<特集・UFCがやってくる!!(5)>

 超人オリンピック連覇王者で、宇宙超人タッグ王者のキン肉マンが、26日開催のUFC

 JAPAN(さいたまスーパーアリーナ)に“参戦”した。12年ぶりの日本開催を記念して制作された大会ポスターに、ライト級王者エドガーら出場選手とともに登場。世界的なファイターとヒーローによる夢の共演が実現した。

 制作にあたったのは、人気格闘漫画「キン肉マン」の著者ゆでたまご。原作担当の嶋田隆司氏(51)は「作品中でも金網マッチが行われ、タックルや関節技も出てくるけれど、何より生身の人間が戦うところが面白い。UFCを初めて見たときに“夢がかなったな”と感じた」という。

 作品に登場する超人や技は、実際の格闘技から生み出されたものが多い。嶋田氏は毎週末に興行へ足を運び、ときには渡米してUFCを生観戦。2階級制覇王者ランディ・クートゥアと食事を共にするなど精力的に取材し「現実とかけ離れすぎると、読者は冷める。できないようで、実際にできる技にこだわっている」。主人公の必殺技「キン肉バスター」も関節技やバックブリーカーをベースに、作画の中井義則氏(51)と研究を重ねて編み出した。

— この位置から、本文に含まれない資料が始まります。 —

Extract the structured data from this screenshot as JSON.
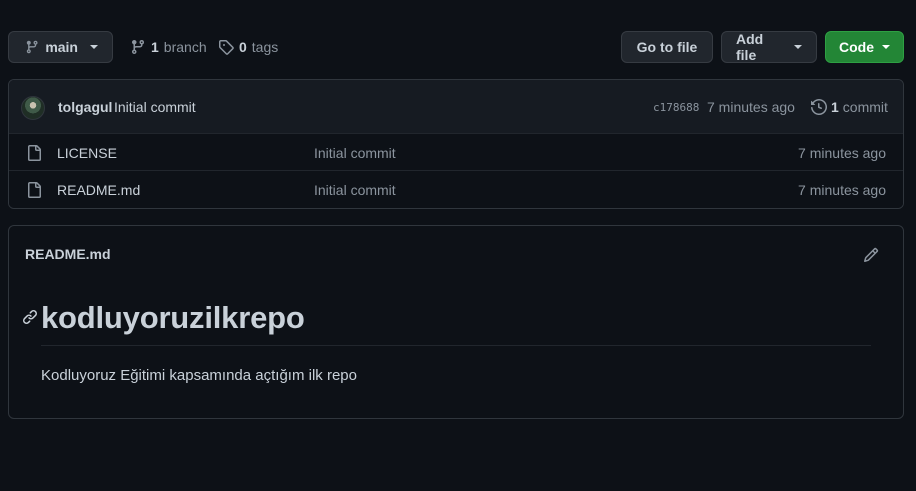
{
  "toolbar": {
    "branch_button_label": "main",
    "branch_count": "1",
    "branch_label": "branch",
    "tag_count": "0",
    "tag_label": "tags",
    "goto_file_label": "Go to file",
    "add_file_label": "Add file",
    "code_label": "Code"
  },
  "latest_commit": {
    "author": "tolgagul",
    "message": "Initial commit",
    "sha": "c178688",
    "time": "7 minutes ago",
    "count": "1",
    "count_label": "commit"
  },
  "files": [
    {
      "name": "LICENSE",
      "message": "Initial commit",
      "time": "7 minutes ago"
    },
    {
      "name": "README.md",
      "message": "Initial commit",
      "time": "7 minutes ago"
    }
  ],
  "readme": {
    "title": "README.md",
    "heading": "kodluyoruzilkrepo",
    "paragraph": "Kodluyoruz Eğitimi kapsamında açtığım ilk repo"
  },
  "colors": {
    "background": "#0d1117",
    "code_button": "#238636",
    "border": "#30363d"
  }
}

 プロレス系漫画として始まったキン肉マン。UFC第1回大会で、最軽量のホイス・グレイシーが柔術を駆使して優勝したことが、作品づくりに影響を与えた。嶋田氏は「それまで何が最強の格闘技なのか分かっていなかった。今後の展開を思案していたときで、続編に生かせると思った」という。「今回も、どんなヒントが隠されているのか楽しみ」。超人も驚くリアルファイトを期待し、目を輝かせた。【山下健二郎】

 ◆キン肉マン

 79~87年に「週刊少年ジャンプ」(集英社)で連載された格闘技漫画。キン肉星の王子で日本に住むダメ超人キン肉マンが、個性的な仲間との友情を育みながら型破りなバトルで悪の強敵を倒し、地球の平和を守る。全387話でコミックは全37巻。83年からテレビアニメ化され、登場キャラの消しゴム「キン消し」が大ブーム。昨年11月から集英社「週プレNEWS」で24年ぶりとなる続編をウェブコミック配信連載中。